VIDEO: Interview with Resident Alumni Sammy Lee, Pt. 2: Life at RedLine
In part two of this four-part video interview series (watch Part 1 here), Denver-based art critic and writer Kealey Boyd explores Sammy Lee’s experience as a RedLine Resident Artist.
In the video below, Lee discusses the way her residency at RedLine plugged her into Colorado’s creative ecosystem. Hear how being given the time and space to create—plus gaining access to a network of other inspiring creatives—allowed Lee to feel like a true artist.
About Sammy Lee
Sammy Lee is an artist based in Denver, Colorado. Lee was born and raised in Seoul, South Korea, and moved to Southern California at the age of sixteen. She studied fine art and media art at UCLA and architecture at the University of Massachusetts Amherst.
About Interviewer Kealey Boyd
Kealey Boyd is a writer and art critic based in Denver, Colorado. Her research interests include methodologies for interpreting painting and other visual forms as an integral element of political and cultural discourses.
She is a regular contributor to Hyperallergic, and her writing is featured in LA Times, The Art Newspaper, Art Papers, College Art Association (CAA Reviews), The Belladonna Comedy, Artillery Magazine and elsewhere.
Learn more about Kealey Boyd >
Watch Interview with Resident Alumni Sammy Lee Part 2: Life at RedLine
Kealey Boyd: So I would like to shift into talking about your time at RedLine. How did you first learn about the residency? Were you already living in Denver?
Sammy Lee: Yeah.
Kealey Boyd: How did that kind of begin?
Sammy Lee: I moved to Denver, 2007. I was eight weeks pregnant, and I know RedLine started in 2008, and that's when I gave birth. And because I was new to Denver and actively looking, seeking artistic community, and I was at Wang Gongxin's Exhibition at RedLine one time with, I think it was support group for Art of Asia at Danbury Museum so with people we visited and exhibition was amazing.
But then I got to see all this little rooms surrounding the exhibition area and that's when I started. I'm like, "Oh, I really want to come here." So that's how I discovered it, and started wanting this really bad.

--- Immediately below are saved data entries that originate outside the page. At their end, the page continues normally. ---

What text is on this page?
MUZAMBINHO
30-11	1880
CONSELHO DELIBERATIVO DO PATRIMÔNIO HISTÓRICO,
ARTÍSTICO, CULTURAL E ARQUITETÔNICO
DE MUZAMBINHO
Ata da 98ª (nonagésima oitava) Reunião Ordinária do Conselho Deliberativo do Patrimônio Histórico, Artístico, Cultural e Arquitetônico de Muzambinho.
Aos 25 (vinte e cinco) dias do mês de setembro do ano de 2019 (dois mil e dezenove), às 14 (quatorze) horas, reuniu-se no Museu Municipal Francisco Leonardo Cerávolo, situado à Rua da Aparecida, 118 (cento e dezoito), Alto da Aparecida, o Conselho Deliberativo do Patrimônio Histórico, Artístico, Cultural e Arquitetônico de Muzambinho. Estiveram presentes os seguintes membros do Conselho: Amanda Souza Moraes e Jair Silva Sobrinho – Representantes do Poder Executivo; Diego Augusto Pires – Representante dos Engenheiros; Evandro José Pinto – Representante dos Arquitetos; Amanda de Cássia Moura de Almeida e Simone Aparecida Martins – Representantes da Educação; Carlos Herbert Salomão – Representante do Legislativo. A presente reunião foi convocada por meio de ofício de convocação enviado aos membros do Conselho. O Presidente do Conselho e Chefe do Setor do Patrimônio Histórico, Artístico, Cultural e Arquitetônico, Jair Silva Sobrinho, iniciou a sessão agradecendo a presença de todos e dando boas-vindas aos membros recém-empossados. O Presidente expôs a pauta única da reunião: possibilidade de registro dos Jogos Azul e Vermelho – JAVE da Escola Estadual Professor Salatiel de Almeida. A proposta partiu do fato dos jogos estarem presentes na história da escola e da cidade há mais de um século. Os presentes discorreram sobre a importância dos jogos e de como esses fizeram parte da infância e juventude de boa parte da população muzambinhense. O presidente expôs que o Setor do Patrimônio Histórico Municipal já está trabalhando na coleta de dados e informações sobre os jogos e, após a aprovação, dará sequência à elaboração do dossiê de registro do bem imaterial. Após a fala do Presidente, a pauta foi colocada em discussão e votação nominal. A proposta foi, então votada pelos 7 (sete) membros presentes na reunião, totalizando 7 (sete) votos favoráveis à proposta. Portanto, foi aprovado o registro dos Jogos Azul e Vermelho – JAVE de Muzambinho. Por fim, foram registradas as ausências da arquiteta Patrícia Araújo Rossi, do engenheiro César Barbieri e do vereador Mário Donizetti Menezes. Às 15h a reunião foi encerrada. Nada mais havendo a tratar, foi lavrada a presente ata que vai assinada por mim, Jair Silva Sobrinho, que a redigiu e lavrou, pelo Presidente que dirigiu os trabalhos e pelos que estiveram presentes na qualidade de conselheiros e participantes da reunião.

So I was waiting for my kids to go to daycare and as soon as he was able to and I was able to secure at least, I think I waited until he was first-grader. So I have at least like 9:00 to 2:30. So I applied and started at RedLine.
Kealey Boyd: So what did the little rooms mean to you? Why did you want to apply?
Sammy Lee: There was this exhibition and all these artists, resident artists in their studio surrounded by the exhibition space working on their project. And that kind of direct exposure to different exhibition was good. But I just didn't know that there was place like RedLine that supports artist and invest their time.
Two years was perfect because as a mom that I need to be in Denver and residency was not possible for me to just leave and go somewhere. And so that two year was kind of long-term relationship and commitment from both party to just really make things together, I thought it was really amazing opportunity for me to give it a shot. Yeah.
Kealey Boyd: So it sounds like the idea of a community, a place outside the home, this kind of real carving out and professionalizing of all the ideas you had bubbling.
Sammy Lee: So when I was applying, I made my backyard shed office, I mean the art studio. And it had a big window facing my kitchen and my kitchen had a big window, picture window, facing my studio. So this was me in my studio making work, looking at my kitchen, "Oh, I should really make some dinner." And in the kitchen I'm like, "I should finish the part. My glue was not dried properly."
So I was in the space looking each other and thinking, "Oh, I should have done that." So it wasn't really happy place.
So I wanted it to come where other artists are and working and I thought it would be great because, again, I came here pregnant and became mother. So I had my strong community of other moms, but I wanted to also make artist friends and other networks beyond that motherhood.
Kealey Boyd: Can you think of a specific moment at RedLine that you feel like is a good example of that? Of finding community and network or finding space?
Sammy Lee: Yeah…just having like 15 other artists at the same time was great and RedLine bringing many programs into [being], and bringing speakers and curator critics and other artists who were little ahead of you [to inspire] you was good. And just seeing how everyone is really finding their way, because I was one of the maybe handful of people who came like 9 to 3-ish.
Kealey Boyd: When was everybody else working?
Sammy Lee: They're coming in at 4:30, after their day job, you know?
Kealey Boyd: Yeah.
Sammy Lee: But everyone's so committed to make this happen because they’re artists. Even though their day job might be something else, teachers or something else. But they're all committed to making this happen because they're artists. And that was really nice because again, sometime you know who you are, but it's really nice to be with other people [who are who] you want to be, right?